Largement partagé sur les réseaux sociaux, le récit de la captivité du journaliste italien Domenico Quirico, libéré dimanche 8 septembre de Syrie au terme de cinq mois de captivité, écorne l’image des rebelles engagés contre l’armée de Bachar al-Assad. Au-delà de la description des conditions inhumaines de détention, l’envoyé spécial âgé de 62 ans s’attarde en effet sur l’identité de ses ravisseurs, des insurgés auxquels l’Occident fait confiance, selon lui.

Dans ce témoignage paru mardi 10 septembre, au lendemain de son retour en Italie, dans le journal "La Stampa" et traduit dans les colonnes du "Monde", Domenico Quirico explique avoir été capturé à Qousseir, avec son compagnon d’infortune - un enseignant belge - par un groupe de rebelles dirigé par un certain Abou Omar. "Cet Abou Omar couvre ses trafics et activités illicites d'un vernis d'islamisme et collabore avec le groupe qui nous a récupérés ensuite, al-Farouk," affirme-t-il.

Ce groupe al-Farouk, "c’est précisément ceux que la communauté internationale aide," réagit l’ancienne otage en Irak Florence Aubenas, contactée par FRANCE 24, tout en précisant que ce témoignage, qualifié de "récit journalistique", pourrait modifier les regards portés sur les rebelles.

Brigade indépendante formée en octobre 2012, la faction al-Farouk, connue notamment pour avoir combattu l’armée de Bachar al-Assad dans le quartier de Baba Amr, à Homs, fin 2011, est indirectement considérée comme crédible par les gouvernements européens, en raison de son appartenance au Conseil national syrien (CNS). Et ce malgré des accusations d’exactions émises envers elle. Domenico Quirico n’hésite pas, lui, à dénoncer ce groupe, le jugeant "emblématique d'un phénomène nouveau et préoccupant pour la révolution : l'émergence de bandes de malfrats".

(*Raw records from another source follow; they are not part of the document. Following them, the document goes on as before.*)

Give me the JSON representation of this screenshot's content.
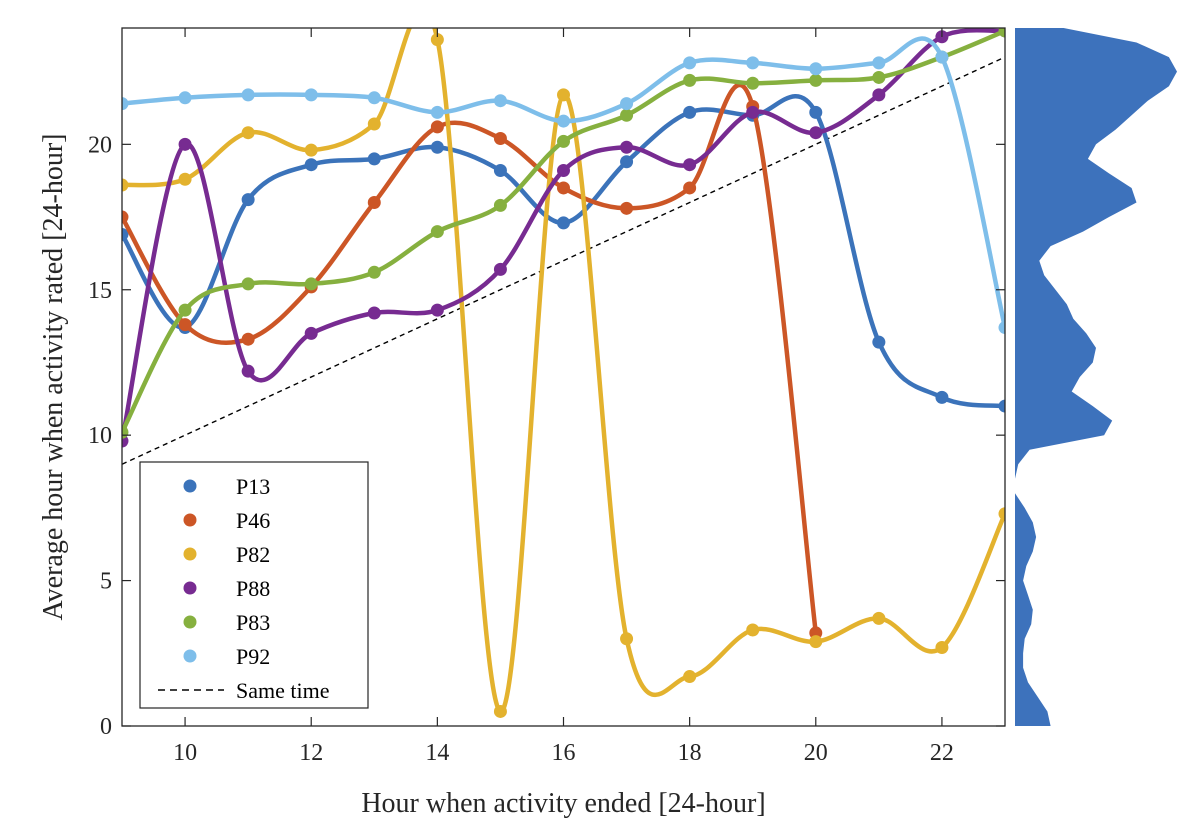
{
  "chart_data": {
    "type": "line",
    "xlabel": "Hour when activity ended [24-hour]",
    "ylabel": "Average hour when activity rated [24-hour]",
    "xlim": [
      9,
      23
    ],
    "ylim": [
      0,
      24
    ],
    "x_ticks": [
      10,
      12,
      14,
      16,
      18,
      20,
      22
    ],
    "y_ticks": [
      0,
      5,
      10,
      15,
      20
    ],
    "grid": false,
    "legend_position": "bottom-left",
    "series": [
      {
        "name": "P13",
        "color": "#3B73BA",
        "x": [
          9,
          10,
          11,
          12,
          13,
          14,
          15,
          16,
          17,
          18,
          19,
          20,
          21,
          22,
          23
        ],
        "y": [
          16.9,
          13.7,
          18.1,
          19.3,
          19.5,
          19.9,
          19.1,
          17.3,
          19.4,
          21.1,
          21.0,
          21.1,
          13.2,
          11.3,
          11.0
        ]
      },
      {
        "name": "P46",
        "color": "#CC5626",
        "x": [
          9,
          10,
          11,
          12,
          13,
          14,
          15,
          16,
          17,
          18,
          19,
          20
        ],
        "y": [
          17.5,
          13.8,
          13.3,
          15.1,
          18.0,
          20.6,
          20.2,
          18.5,
          17.8,
          18.5,
          21.3,
          3.2
        ]
      },
      {
        "name": "P82",
        "color": "#E3B22E",
        "x": [
          9,
          10,
          11,
          12,
          13,
          14,
          15,
          16,
          17,
          18,
          19,
          20,
          21,
          22,
          23
        ],
        "y": [
          18.6,
          18.8,
          20.4,
          19.8,
          20.7,
          23.6,
          0.5,
          21.7,
          3.0,
          1.7,
          3.3,
          2.9,
          3.7,
          2.7,
          7.3
        ]
      },
      {
        "name": "P88",
        "color": "#772B91",
        "x": [
          9,
          10,
          11,
          12,
          13,
          14,
          15,
          16,
          17,
          18,
          19,
          20,
          21,
          22,
          23
        ],
        "y": [
          9.8,
          20.0,
          12.2,
          13.5,
          14.2,
          14.3,
          15.7,
          19.1,
          19.9,
          19.3,
          21.1,
          20.4,
          21.7,
          23.7,
          23.9
        ]
      },
      {
        "name": "P83",
        "color": "#86B03F",
        "x": [
          9,
          10,
          11,
          12,
          13,
          14,
          15,
          16,
          17,
          18,
          19,
          20,
          21,
          22,
          23
        ],
        "y": [
          10.1,
          14.3,
          15.2,
          15.2,
          15.6,
          17.0,
          17.9,
          20.1,
          21.0,
          22.2,
          22.1,
          22.2,
          22.3,
          23.0,
          23.9
        ]
      },
      {
        "name": "P92",
        "color": "#7EBEEA",
        "x": [
          9,
          10,
          11,
          12,
          13,
          14,
          15,
          16,
          17,
          18,
          19,
          20,
          21,
          22,
          23
        ],
        "y": [
          21.4,
          21.6,
          21.7,
          21.7,
          21.6,
          21.1,
          21.5,
          20.8,
          21.4,
          22.8,
          22.8,
          22.6,
          22.8,
          23.0,
          13.7
        ]
      }
    ],
    "reference_line": {
      "name": "Same time",
      "style": "dashed",
      "color": "#000000",
      "x": [
        9,
        23
      ],
      "y": [
        9,
        23
      ]
    },
    "marginal_density": {
      "color": "#3D72BC",
      "y": [
        0,
        0.5,
        1,
        1.5,
        2,
        2.5,
        3,
        3.5,
        4,
        4.5,
        5,
        5.5,
        6,
        6.5,
        7,
        7.5,
        8,
        8.5,
        9,
        9.5,
        10,
        10.5,
        11,
        11.5,
        12,
        12.5,
        13,
        13.5,
        14,
        14.5,
        15,
        15.5,
        16,
        16.5,
        17,
        17.5,
        18,
        18.5,
        19,
        19.5,
        20,
        20.5,
        21,
        21.5,
        22,
        22.5,
        23,
        23.5,
        24
      ],
      "density": [
        0.22,
        0.2,
        0.14,
        0.08,
        0.05,
        0.05,
        0.06,
        0.1,
        0.11,
        0.08,
        0.05,
        0.07,
        0.11,
        0.13,
        0.11,
        0.06,
        0.0,
        0.0,
        0.02,
        0.09,
        0.55,
        0.6,
        0.48,
        0.35,
        0.4,
        0.48,
        0.5,
        0.44,
        0.36,
        0.32,
        0.25,
        0.18,
        0.15,
        0.22,
        0.42,
        0.58,
        0.75,
        0.72,
        0.58,
        0.45,
        0.5,
        0.62,
        0.72,
        0.82,
        0.95,
        1.0,
        0.95,
        0.75,
        0.3
      ]
    }
  },
  "legend": {
    "items": [
      {
        "label": "P13",
        "color": "#3B73BA",
        "kind": "marker"
      },
      {
        "label": "P46",
        "color": "#CC5626",
        "kind": "marker"
      },
      {
        "label": "P82",
        "color": "#E3B22E",
        "kind": "marker"
      },
      {
        "label": "P88",
        "color": "#772B91",
        "kind": "marker"
      },
      {
        "label": "P83",
        "color": "#86B03F",
        "kind": "marker"
      },
      {
        "label": "P92",
        "color": "#7EBEEA",
        "kind": "marker"
      },
      {
        "label": "Same time",
        "color": "#000000",
        "kind": "dashed-line"
      }
    ]
  }
}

"Plus bandits qu'islamistes ou révolutionnaires"

De fait, l’envoyé spécial de "La Stampa" décrit les membres de cette faction comme des "laissés-pour-compte du régime mafieux syrien", "plus bandits qu'islamistes ou révolutionnaires", ajoutant qu’ils sont prêts à "rançonner la population, enlever des gens et se remplir les poches".

Expliquant avoir littéralement "végété" pendant ces mois de détention, Domenico Quirico dévoile les habitudes banales de ses ravisseurs qu'il a eu le loisir d'observer. "Les jeunes déséquilibrés [qui constituent le groupe] mènent une vie communautaire, sans femme ; ils ne font rien et passent leurs journées allongés sur des matelas à boire du maté," illustre-t-il. "Ils regardaient la télévision mais les informations ne les intéressaient absolument pas. Ce qu'ils aimaient bien, en revanche, c'était les petits films vaguement osés diffusés par la télévision qatarie, les vieux films égyptiens à l'eau de rose des années 1950 en noir et blanc et les spectacles de combat."

Le journaliste porte par ailleurs un regard inattendu sur la cellule islamiste Jabhat Al-Nosra, un groupe affilié à al-Qaïda au sein duquel il a été retenu pendant une semaine. "C'est le seul moment où nous avons été traités comme des êtres humains," déclare-t-il. Là encore, une vision aux antipodes de celles habituellement véhiculées sur le plan international, le Front al-Nosra étant considéré, depuis mai 2013, comme une organisation terroriste par le Conseil de sécurité de l'ONU. "Les images sont totalement inversées," observe Florence Aubenas.

La reporter souligne d'ailleurs que, comme Domenico Quirino, les otages français toujours retenus en Syrie, Didier François et Edouard Elias, dont elle préside le comité de soutien, pourraient se situer dans des zones sous contrôle de groupes rebelles..."ou mafieux".